Other restricted areas include, children’s homes, areas of residential houses and other premises with a commercial childcare activity, or for schooling or tutoring, places of worship, prisons, police stations and cells.
The bill also impose a ban on smoking from public service vehicles, aircrafts, passenger ships, commuter boats, trains, passengers vehicles, ferries or any other public conveyance and education facilities for attendees aged eighteen and below.
Bus stops and queues at bus stops, airports, air fields, ports, and other public transport terminals, indoor markets, shopping malls and retail and wholesale establishments will also be no smoking areas once the bill is passed into law.
The draft law however indicates that the manager or owner of any enclosed public place and other restricted premises may provide smoking areas within such a place provided they do not inconvenience non-smokers.
The bill also calls for the enlightenment of the public on the dangers of smoking, discourage smoking and protect non-smokers from persuasion or inducements that may encourage them to take up the habit.
Following the minister’s presentation, MPs engaged in a heated debate with some calling for a total ban on smoking in the country. MP Constance Mukayuhi said that that the country generates very minimal revenue from tobacco.
"The revenues generated from tobacco are very minimal compared to the damage it causes, yet this law does not say anything about treating intoxicated people,” she said.
Abbas Mukama put to task the minister asking why he has not imposed a total ban on smoking yet he is in charge of safeguarding public health.

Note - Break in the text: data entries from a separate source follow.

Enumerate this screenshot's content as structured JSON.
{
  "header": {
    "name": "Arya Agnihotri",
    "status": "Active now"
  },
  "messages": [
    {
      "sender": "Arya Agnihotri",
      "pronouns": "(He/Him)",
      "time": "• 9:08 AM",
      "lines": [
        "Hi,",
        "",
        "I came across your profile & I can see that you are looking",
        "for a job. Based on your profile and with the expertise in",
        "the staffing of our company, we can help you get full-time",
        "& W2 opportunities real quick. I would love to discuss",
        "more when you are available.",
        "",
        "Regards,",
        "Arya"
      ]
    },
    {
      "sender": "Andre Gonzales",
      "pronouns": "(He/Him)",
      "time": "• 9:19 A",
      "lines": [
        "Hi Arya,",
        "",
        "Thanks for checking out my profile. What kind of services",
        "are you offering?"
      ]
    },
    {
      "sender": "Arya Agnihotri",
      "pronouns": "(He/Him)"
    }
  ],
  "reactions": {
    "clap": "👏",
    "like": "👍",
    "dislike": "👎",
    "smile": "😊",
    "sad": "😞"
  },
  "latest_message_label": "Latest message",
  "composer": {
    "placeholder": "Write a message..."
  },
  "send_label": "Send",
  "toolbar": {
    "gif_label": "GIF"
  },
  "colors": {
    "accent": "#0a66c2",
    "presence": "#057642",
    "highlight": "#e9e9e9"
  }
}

"The minister should issue a law banning smoking and if the cabinet rejects it, parliament will take it on and initiate it,” he proposed.
Mukama’s intervention received support from about 20 MPs who equally proposed a total ban on smoking.
However, MP Connie Bwiza expressed her reservations over the establishment of smoking areas saying that it would be isolating and stigmatizing smokers hence infringing on human rights.
A research conducted by the ministry revealed that approximately 880,000 Rwandans smoke. Among these, 58.9% start smoking between at 11 and 15 years, while in academic institutions, between 5.9 of girls and 38.2% of boys smoke.
A recent report by WHO indicates that annually, tobacco smoking claims approximately four million lives world-wide.